Muskegon Public Schools, which is offering online-only classes amid the coronavirus pandemic, will offer in-person tutoring to allow students get important face-to-face instruction from their teachers.
If there’s one lesson Muskegon Superintendent Matthew Cortez learned from virtual learning during the spring, it’s the importance of students building strong relationships with their teachers.
“We noticed in the spring that our kids do thrive off of that relationship with their teachers,” Cortez told MLive. “To be real clear, the single best way that we educate our children is face-to-face.”
But Cortez also knew he wasn’t willing to risk the safety of his students and teachers by bringing Muskegon Public Schools back for full, in-person learning this fall. So, the district offered online-only classes when school started Aug. 26.
Over 100 school districts across the state have opted to move education online to start the 2020-21 school due to coronavirus concerns.
After weighing his options, Cortez soon came up with a unique plan for Muskegon to maintain both safety and student-teacher relationships: Virtual classes with in-person tutoring.
Muskegon will allow parents to sign their students up for face-to-face tutoring sessions with their teachers each week. The 55-minute sessions will be limited to no more than eight students in a classroom, and are offered five days a week.
The plan allows students to receive important in-person instruction from their teachers, while also being able to maintain social distancing with the group of six to eight other students.
“We wanted a parent to be able to utilize the teacher of the classroom to help the student if the student was struggling or even to begin to build that relationship, face to face, and with very small, very controlled numbers,” Cortez said.
The district will begin offering in-person tutoring Sept. 8. Parents can sign their student up for a 55-minute tutoring appointment Monday through Friday, which is scheduled in between their morning and afternoon virtual classes.
Sessions for grades K-5 will take place between noon and 3:30 p.m. at the student’s individual school, while middle school sessions are scheduled from 12:30-2:30 p.m. and high school sessions are from 12:45-2:45 p.m.

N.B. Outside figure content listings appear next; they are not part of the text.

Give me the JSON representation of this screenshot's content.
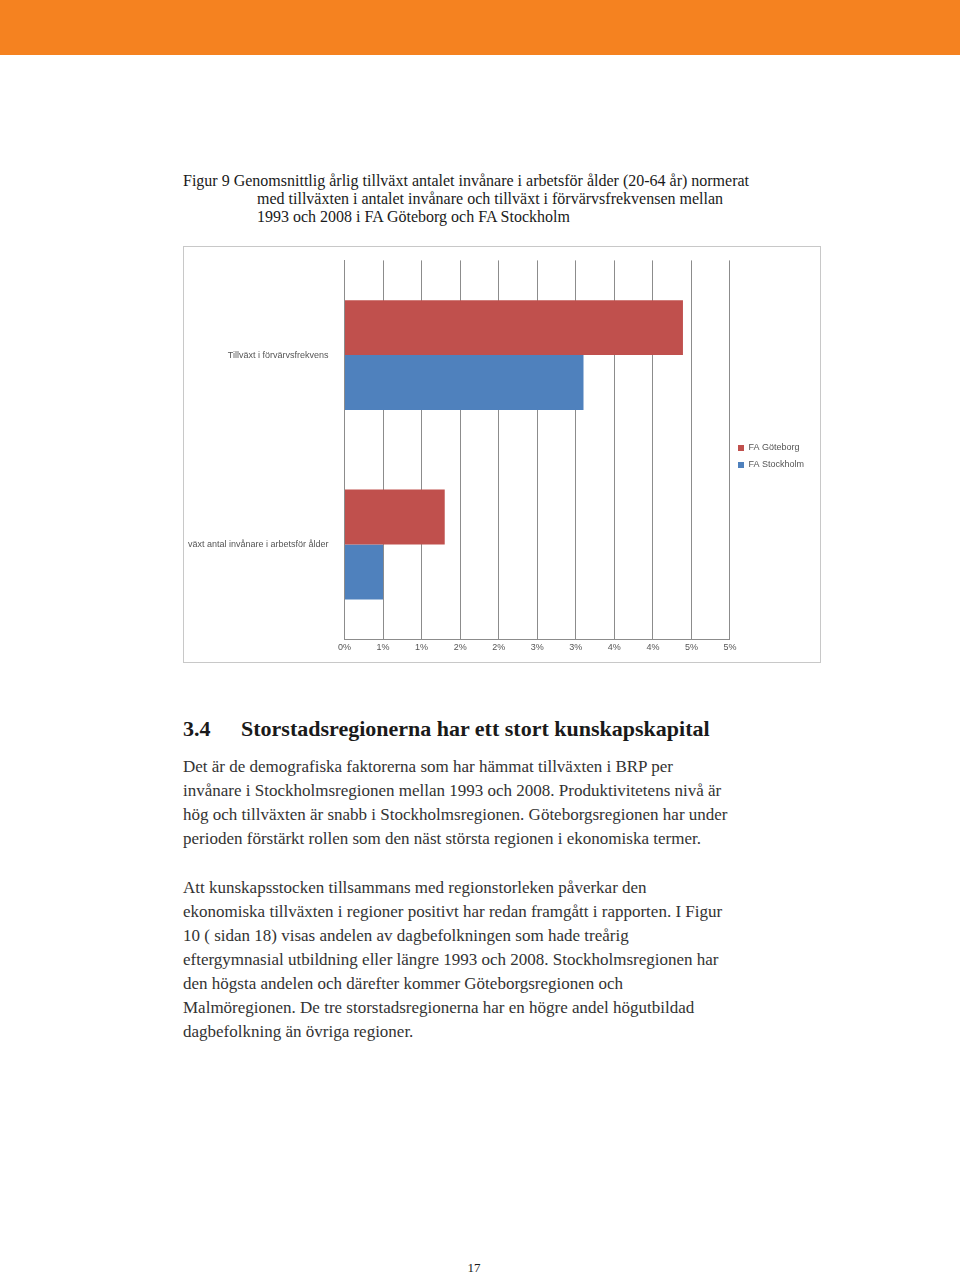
{
  "figure_caption": [
    "Figur 9 Genomsnittlig årlig tillväxt antalet invånare i arbetsför ålder (20-64 år) normerat",
    "med tillväxten i antalet invånare och tillväxt i förvärvsfrekvensen mellan",
    "1993 och 2008 i FA Göteborg och FA Stockholm"
  ],
  "chart_data": {
    "type": "bar",
    "orientation": "horizontal",
    "categories": [
      "Tillväxt i förvärvsfrekvens",
      "Relativ tillväxt antal invånare i arbetsför ålder"
    ],
    "series": [
      {
        "name": "FA Göteborg",
        "color": "#c0504d",
        "values": [
          4.39,
          1.3
        ]
      },
      {
        "name": "FA Stockholm",
        "color": "#4f81bd",
        "values": [
          3.1,
          0.5
        ]
      }
    ],
    "xlim": [
      0,
      5
    ],
    "xticks": [
      {
        "value": 0,
        "label": "0%"
      },
      {
        "value": 0.5,
        "label": "1%"
      },
      {
        "value": 1,
        "label": "1%"
      },
      {
        "value": 1.5,
        "label": "2%"
      },
      {
        "value": 2,
        "label": "2%"
      },
      {
        "value": 2.5,
        "label": "3%"
      },
      {
        "value": 3,
        "label": "3%"
      },
      {
        "value": 3.5,
        "label": "4%"
      },
      {
        "value": 4,
        "label": "4%"
      },
      {
        "value": 4.5,
        "label": "5%"
      },
      {
        "value": 5,
        "label": "5%"
      }
    ],
    "grid": true,
    "legend": "right"
  },
  "section": {
    "number": "3.4",
    "title": "Storstadsregionerna har ett stort kunskapskapital"
  },
  "paragraphs": [
    [
      "Det är de demografiska faktorerna som har hämmat tillväxten i BRP per",
      "invånare i Stockholmsregionen mellan 1993 och 2008. Produktivitetens nivå är",
      "hög och tillväxten är snabb i Stockholmsregionen. Göteborgsregionen har under",
      "perioden förstärkt rollen som den näst största regionen i ekonomiska termer."
    ],
    [
      "Att kunskapsstocken tillsammans med regionstorleken påverkar den",
      "ekonomiska tillväxten i regioner positivt har redan framgått i rapporten. I Figur",
      "10 ( sidan 18) visas andelen av dagbefolkningen som hade treårig",
      "eftergymnasial utbildning eller längre 1993 och 2008. Stockholmsregionen har",
      "den högsta andelen och därefter kommer Göteborgsregionen och",
      "Malmöregionen. De tre storstadsregionerna har en högre andel högutbildad",
      "dagbefolkning än övriga regioner."
    ]
  ],
  "page_number": 17
}
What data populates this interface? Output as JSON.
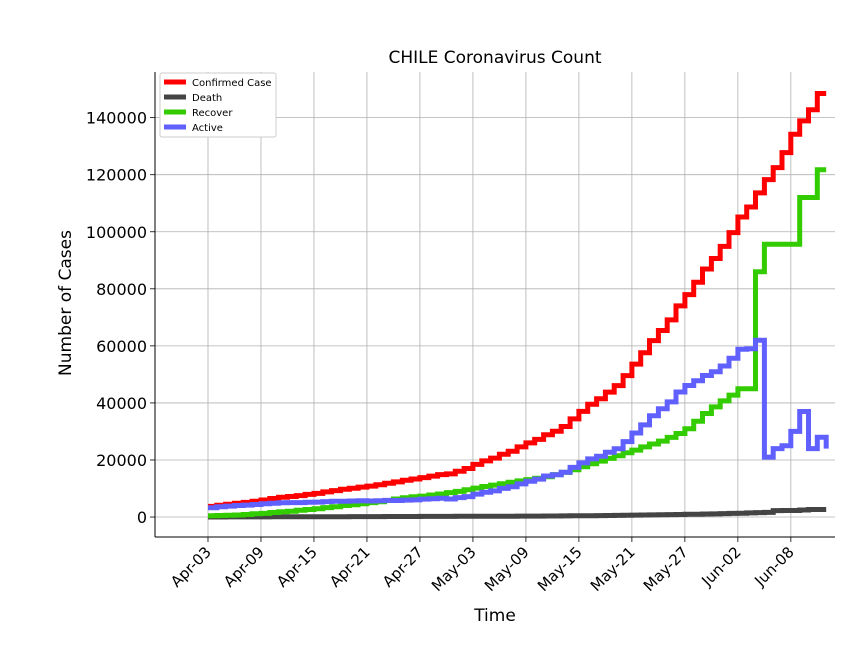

Cortez said the district’s plan offers the opportunity for vital relationship-building between teachers and students, but also keeps everyone safe since there will be less than 10 people in the classroom at a time.
“They’re able to go in and spend time with that teacher, and it allows that one-on-one, face-to-face contact in very small, controlled numbers,” he said.
Cortez said he’s heard a lot of positive feedback from district parents, who are grateful for an option that allows their kids to meet with their teachers in a smaller group setting.
District parent Amanda LaBrenz told MLive she’s grateful the district is giving families the opportunity for face-to-face instruction with teachers.
“I have one son that is going to be doing the in-school tutoring for Spanish,” she said. “He is so excited to do so because it is is first year of middle school.”
LaBrenz said she has some concerns about coronavirus for her son, who is heading into sixth grade, but the Muskegon mom feels he’s old enough to make his own choice about going to in-person tutoring.
“I feel our kids need to live a normal life,” she said. “Covid isn’t just going to disappear. I think going to school is a healthy thing for our kids.”
The school district isn’t relying on the tutoring sessions for its curriculum. That means if the district is forced to close its buildings due to an identified outbreak or the region moving backward from Phase 4, instruction can still continue smoothly online.
“March 13 also taught me that lesson that when I design a school schedule in the middle of a pandemic like this, I need to be able to essentially lose the building but maintain the high quality of education,” Cortez said.
“That’s the thing that I really like about our system, is that even if we have to shut down schools, the only thing we would be changing is the physical presence. We wouldn’t change teachers, we wouldn’t change curriculum. We’d have that consistency for kids.”
Cortez said some districts from across the state have reached out to him for guidance on the district’s unique fall learning plan.
He said the plan has been “touted as a model to exemplify” safe online instruction.
“I mean, I have people contacting me and saying, ’We know in two or three weeks we’re going to be out so can you give me a copy of your plan,’ and some part of me says, if you know you’re going to go out in two or three weeks, why are you even opening?’” he said.
“You know, it doesn’t make sense to put kids through that if you don’t have to.”
Muskegon was one of the first few schools in the state to announce online-only learning for this fall. Some other districts online this fall include: Ann Arbor, Lansing, Grand Rapids, Kalamazoo, and Flint.
Before entering the Muskegon building, all students, teachers and staff must complete a screening questionnaire and monitor for coronavirus symptoms. Masks are also mandatory in the buildings at all times, unless someone is alone in a room.
The district is offering bus routes for students who wish to utilize the tutoring option. Cortez said the buses will take a general route throughout the city, and parents can drop off and pick up their kids along the route.